See, I’m not much of a cook. I can make an insanely good salsa and a pretty good marinara sauce. However, I don’t understand the art or the science of all things culinary. And yet . . . I’ve always enjoyed watching cooking shows in the same way that I enjoy watching a baseball game or a home renovation show. I love seeing how other people make things.
So, I’ve been thinking about two cooking shows that differ sharply in their creative process.
The first show is Chopped. Here, three contestants face off in a timed event to win the prize as the best chef. It’s sort-of a tamer, faster version of Survivor – one where nobody is eating bugs. Contestants must use the items in their baskets to create a recipe in a short amount of time.
When I watch Chopped, I am reminded of the power of creative constraint. The chefs are stuck using select items and they’re forced to develop a recipe in a matter of minutes. The end result is often a creative fusion of flavors that they might not have attempted if they had spent days developing the recipe.
However, there’s a dark side to this creative approach. The pressure from the time constraint and the competition often lead to ridiculous mistakes. Suddenly, an accomplished chef forgets to close the freezer door and the entire dessert fails miserably.

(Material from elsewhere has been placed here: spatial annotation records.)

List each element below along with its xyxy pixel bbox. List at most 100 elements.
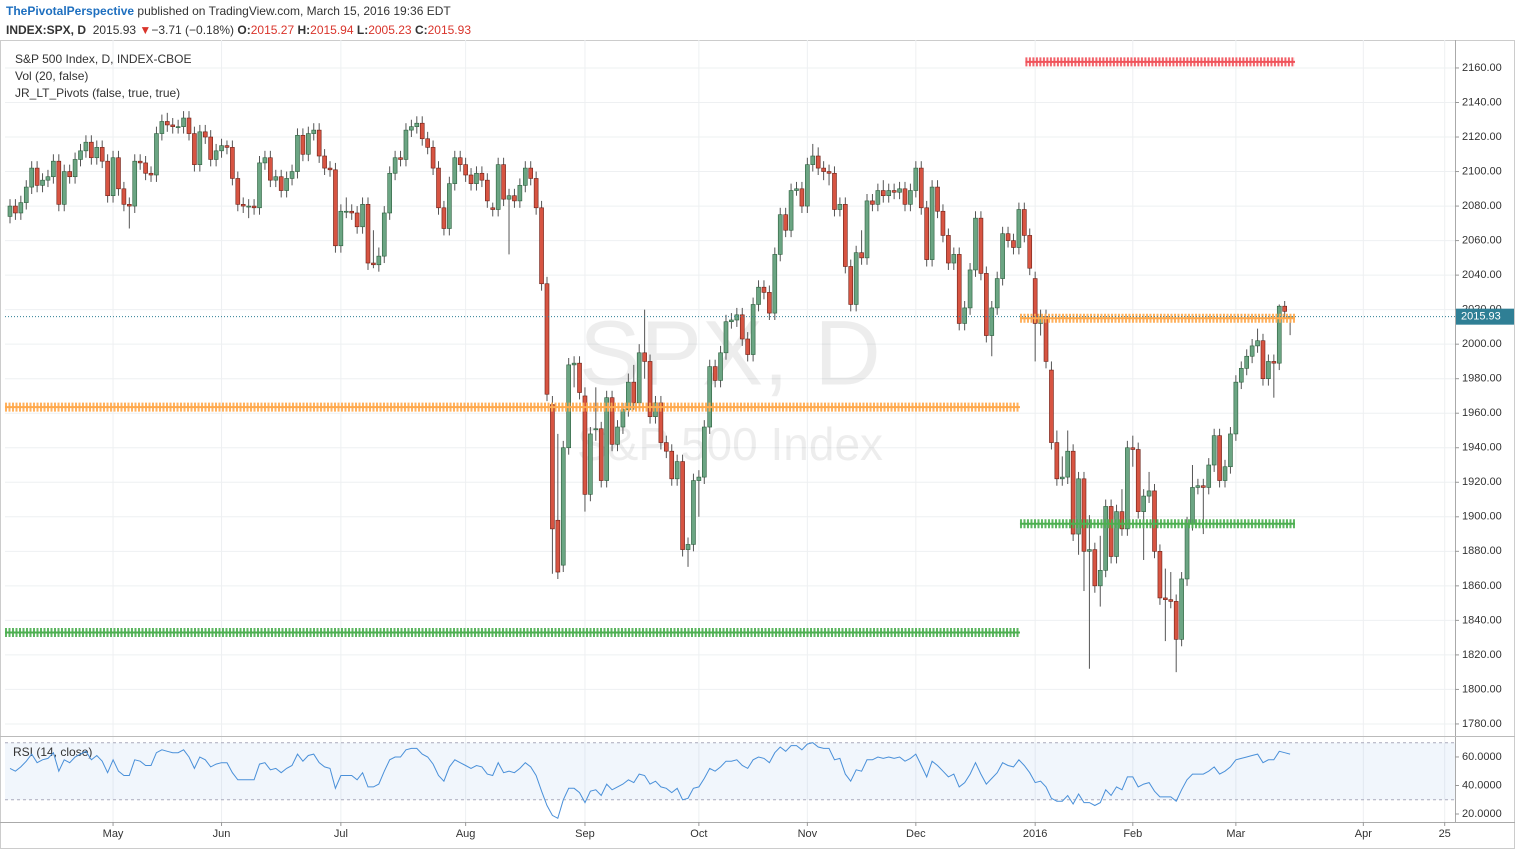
candle-body xyxy=(1249,345,1255,357)
candle-body xyxy=(664,442,669,452)
candle-body xyxy=(485,179,490,202)
change: −3.71 (−0.18%) xyxy=(151,23,235,37)
candle-body xyxy=(636,352,642,404)
candle-body xyxy=(924,207,929,260)
candle-body xyxy=(1190,487,1195,525)
candle-body xyxy=(1022,209,1027,236)
candle-body xyxy=(327,167,333,171)
change-marker: ▼ xyxy=(139,23,152,37)
candle-body xyxy=(1201,485,1206,488)
candle-body xyxy=(1027,235,1033,269)
last: 2015.93 xyxy=(92,23,137,37)
y-tick-label: 1780.00 xyxy=(1462,718,1502,730)
candle-body xyxy=(192,133,197,165)
candle-body xyxy=(729,319,734,323)
candle-body xyxy=(474,172,479,184)
candle-body xyxy=(1179,578,1184,640)
candle-body xyxy=(45,176,51,181)
candle-body xyxy=(1049,369,1054,443)
candle-body xyxy=(121,188,127,205)
candle-body xyxy=(989,307,995,336)
candle-body xyxy=(647,361,653,417)
candle-body xyxy=(251,205,257,209)
candle-body xyxy=(40,179,45,186)
candle-body xyxy=(951,254,957,264)
y-tick-label: 1940.00 xyxy=(1462,442,1502,454)
candle-body xyxy=(1135,449,1141,512)
candle-body xyxy=(18,202,24,214)
candle-body xyxy=(1114,511,1119,557)
candle-body xyxy=(1016,209,1022,248)
x-tick-label: Mar xyxy=(1226,828,1245,840)
candle-body xyxy=(94,147,100,159)
candle-body xyxy=(897,188,902,193)
candle-body xyxy=(289,171,295,179)
y-tick-label: 1920.00 xyxy=(1462,476,1502,488)
candle-body xyxy=(891,190,897,193)
candle-body xyxy=(240,204,246,207)
candle-body xyxy=(1222,466,1228,481)
candle-body xyxy=(994,278,1000,309)
candle-body xyxy=(99,147,105,162)
candle-body xyxy=(680,461,685,550)
candle-body xyxy=(1076,478,1081,535)
candle-body xyxy=(1000,233,1005,279)
candle-body xyxy=(490,207,496,210)
candle-body xyxy=(447,183,452,229)
legend-main: S&P 500 Index, D, INDEX-CBOE xyxy=(15,52,192,66)
candle-body xyxy=(197,131,203,165)
rsi-line xyxy=(9,742,1291,820)
author[interactable]: ThePivotalPerspective xyxy=(6,4,135,18)
candle-body xyxy=(127,204,132,207)
c-label: C: xyxy=(414,23,428,37)
candle-body xyxy=(1087,549,1092,552)
candle-body xyxy=(940,210,946,236)
candle-body xyxy=(902,188,908,205)
y-tick-label: 2100.00 xyxy=(1462,165,1502,177)
candle-body xyxy=(159,121,165,134)
candle-body xyxy=(582,395,588,495)
candle-body xyxy=(1233,381,1239,435)
candle-body xyxy=(1238,368,1244,383)
candle-body xyxy=(712,366,718,381)
candle-body xyxy=(767,292,772,314)
candle-body xyxy=(414,122,420,127)
candle-body xyxy=(246,205,251,208)
candle-body xyxy=(376,255,382,266)
grid xyxy=(5,40,1455,822)
candle-body xyxy=(815,155,821,169)
candle-body xyxy=(452,157,458,184)
candle-body xyxy=(962,307,967,324)
candle-body xyxy=(257,162,262,209)
candle-body xyxy=(67,171,72,178)
candle-body xyxy=(544,283,550,395)
candle-body xyxy=(522,167,528,186)
low: 2005.23 xyxy=(368,23,412,37)
candle-body xyxy=(1244,355,1250,369)
close: 2015.93 xyxy=(427,23,471,37)
candle-body xyxy=(56,160,62,205)
candle-body xyxy=(598,428,604,481)
candle-body xyxy=(284,178,289,191)
candle-body xyxy=(1217,435,1222,481)
candle-body xyxy=(262,157,268,164)
candle-body xyxy=(1266,361,1271,379)
rsi-y-tick-label: 60.0000 xyxy=(1462,751,1502,763)
candle-body xyxy=(116,157,121,190)
candle-body xyxy=(213,150,219,160)
candle-body xyxy=(506,195,512,200)
candle-body xyxy=(343,210,349,213)
x-tick-label: Jun xyxy=(213,828,231,840)
candle-body xyxy=(674,461,680,480)
candle-body xyxy=(398,157,403,160)
candle-body xyxy=(1163,597,1168,600)
candle-body xyxy=(956,254,962,324)
candle-body xyxy=(745,338,750,355)
candle-body xyxy=(72,159,78,178)
y-tick-label: 1900.00 xyxy=(1462,511,1502,523)
candle-body xyxy=(219,145,224,152)
candle-body xyxy=(539,207,544,285)
candle-body xyxy=(1228,433,1233,468)
candle-body xyxy=(1141,495,1146,512)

Enter America’s Test Kitchen. Here, the approach is the complete opposite. Instead of creating brand new recipes, they take failed recipes and fix them. Instead of being forced to use specific ingredients, they test out tons of different ingredients, saying essentially, “Why not? It wouldn’t hurt to try.” Rather than testing out a recipe in a matter of minutes, they spend weeks perfecting one specific recipe. And, unlike the cutthroat competition of Chopped, their cooks work collaboratively.
Both shows incorporate design thinking in different ways. The first uses active prototyping, but still begins with empathy and moves into ideating, prototyping, revising, and ultimately launching (a phase that’s rarely included in design thinking diagrams but is still a critical part of the process). The second is a much more comprehensive, slower design thinking approach that incorporates more research and deeper revision. The first is more about creating something entirely new from scratch. The second is all about revising and refining.So, it has me thinking about these two approaches to creativity and design thinking. Chopped is all about constraint and the America’s Test Kitchen is about slack. I think they’re both necessary in design projects. Sometimes, creative work involves embracing limited resources, limited options, and limited time in order to create something unique. Other times, creative work thrives in a loose atmosphere with a slow, systematic process of experimentation.

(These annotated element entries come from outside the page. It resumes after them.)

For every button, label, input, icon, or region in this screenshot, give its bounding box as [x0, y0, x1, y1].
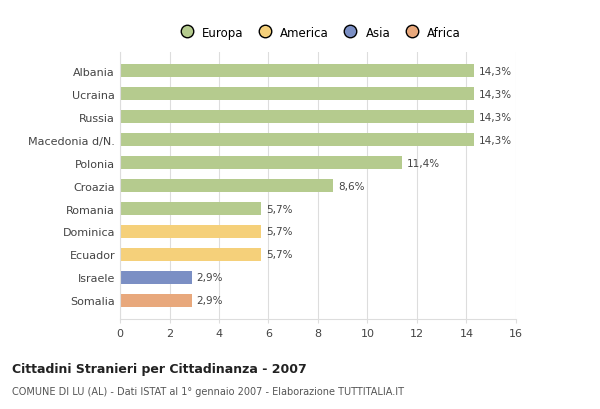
- Bar: [120, 294, 192, 307]
- Text: 14,3%: 14,3%: [479, 135, 512, 145]
- Text: 2,9%: 2,9%: [197, 296, 223, 306]
- Bar: [120, 157, 402, 169]
- Bar: [120, 88, 474, 101]
- Bar: [120, 272, 192, 284]
- Text: Cittadini Stranieri per Cittadinanza - 2007: Cittadini Stranieri per Cittadinanza - 2…: [12, 362, 307, 375]
- Text: 5,7%: 5,7%: [266, 227, 293, 237]
- Bar: [120, 134, 474, 146]
- Bar: [120, 249, 261, 261]
- Text: 14,3%: 14,3%: [479, 90, 512, 99]
- Text: 5,7%: 5,7%: [266, 250, 293, 260]
- Legend: Europa, America, Asia, Africa: Europa, America, Asia, Africa: [170, 22, 466, 44]
- Text: 5,7%: 5,7%: [266, 204, 293, 214]
- Text: 2,9%: 2,9%: [197, 273, 223, 283]
- Text: COMUNE DI LU (AL) - Dati ISTAT al 1° gennaio 2007 - Elaborazione TUTTITALIA.IT: COMUNE DI LU (AL) - Dati ISTAT al 1° gen…: [12, 387, 404, 396]
- Text: 8,6%: 8,6%: [338, 181, 364, 191]
- Bar: [120, 111, 474, 124]
- Bar: [120, 65, 474, 78]
- Bar: [120, 180, 333, 192]
- Bar: [120, 226, 261, 238]
- Text: 14,3%: 14,3%: [479, 112, 512, 122]
- Text: 14,3%: 14,3%: [479, 67, 512, 76]
- Text: 11,4%: 11,4%: [407, 158, 440, 168]
- Bar: [120, 203, 261, 215]
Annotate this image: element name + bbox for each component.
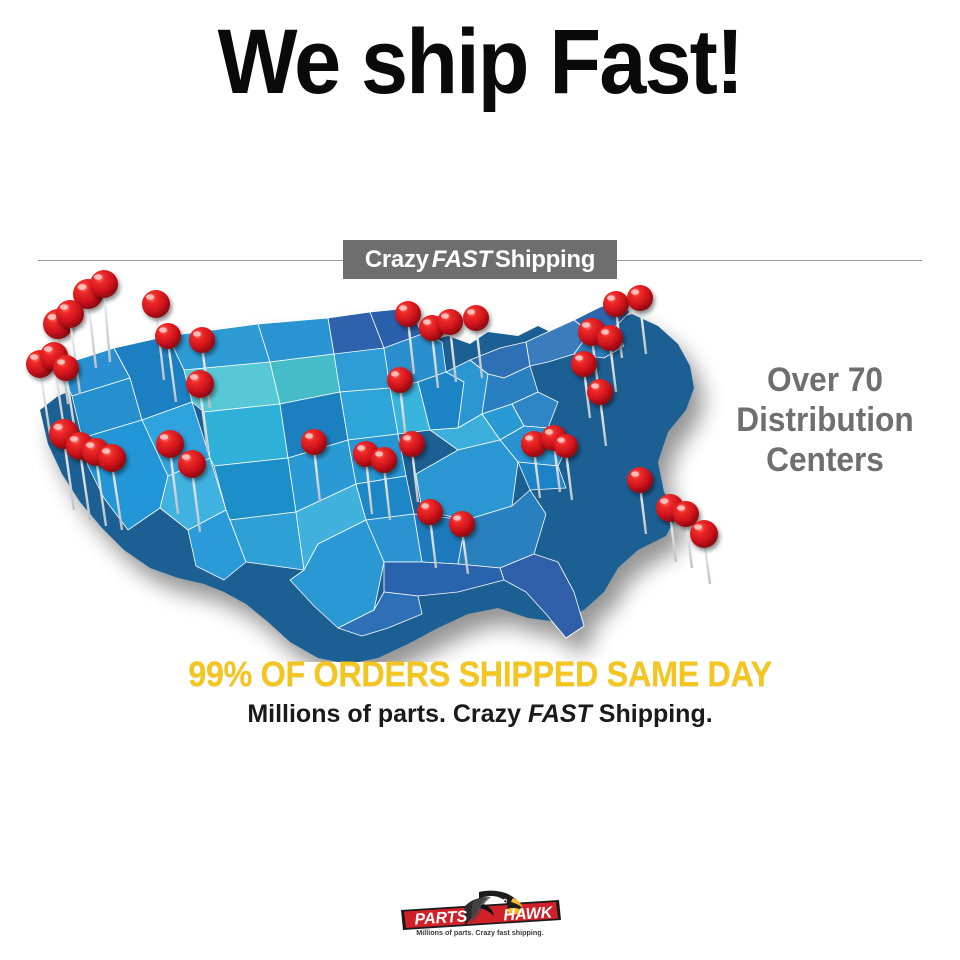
map-pin [627,285,653,355]
logo-word-hawk: HAWK [503,904,554,924]
map-pin [571,351,597,419]
map-pin [155,323,181,403]
map-pin [56,300,84,395]
map-pin [178,450,206,533]
map-pin [690,520,718,585]
map-pin [90,270,118,363]
map-pin [98,444,126,531]
map-pin [395,301,421,375]
parts-hawk-logo[interactable]: PARTS HAWK Millions of parts. Crazy fast… [395,888,565,946]
map-pin [587,379,613,447]
map-states [57,299,631,639]
distribution-centers-callout: Over 70 Distribution Centers [709,360,942,480]
tagline-emphasis: FAST [527,700,592,728]
page-title: We ship Fast! [217,11,745,113]
hawk-icon [464,890,525,926]
distribution-pins [26,270,718,585]
tagline: Millions of parts. Crazy FAST Shipping. [0,700,960,729]
map-pin [627,467,653,535]
map-pin [387,367,413,441]
map-svg [26,270,718,662]
map-pin [186,370,214,453]
tagline-prefix: Millions of parts. Crazy [247,700,521,728]
map-pin [371,447,397,521]
same-day-promo: 99% OF ORDERS SHIPPED SAME DAY [188,655,772,694]
logo-svg: PARTS HAWK [401,890,561,930]
banner-emphasis: FAST [431,245,492,273]
banner-prefix: Crazy [364,245,429,273]
banner-suffix: Shipping [494,245,596,273]
map-pin [554,434,578,501]
map-pin [673,501,699,569]
map-pin [156,430,184,515]
map-pin [463,305,489,379]
callout-line-1: Over 70 [766,361,884,399]
map-pin [399,431,425,503]
tagline-suffix: Shipping. [598,700,713,728]
map-body [40,299,694,662]
banner-label: Crazy FAST Shipping [364,245,596,274]
logo-word-parts: PARTS [414,908,468,928]
callout-line-3: Centers [766,441,884,480]
map-pin [521,431,547,499]
crazy-fast-shipping-banner: Crazy FAST Shipping [343,240,617,279]
map-pin [301,429,327,503]
map-pin [437,309,463,383]
us-distribution-map [18,262,738,662]
map-pin [449,511,475,575]
callout-line-2: Distribution [736,401,914,440]
logo-tagline: Millions of parts. Crazy fast shipping. [416,928,544,937]
map-pin [417,499,443,569]
map-pin [597,325,623,393]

In fact, there’s a time and a place for using both approaches on the same project. NaNoWriMo is sort-of a Chopped approach to writing a first draft. And it works. However, authors often “leave the freezer open” in the initial push to create something within that deadline. So, at that point, they can embrace an America’s Test Kitchen approach to revision.
It has me thinking about how I use design thinking in the classroom. We often do a single-day or even a one-hour design challenge to get students thinking about the design process. In these moments, I want them moving quickly into prototyping. However, students might spend another three or four weeks on a longer, more deliberate design project that involves every part of the cycle.
Both approaches work and both approaches are necessary.
So, what are some ways you’ve used either constraint or slack to boost creativity in your own work?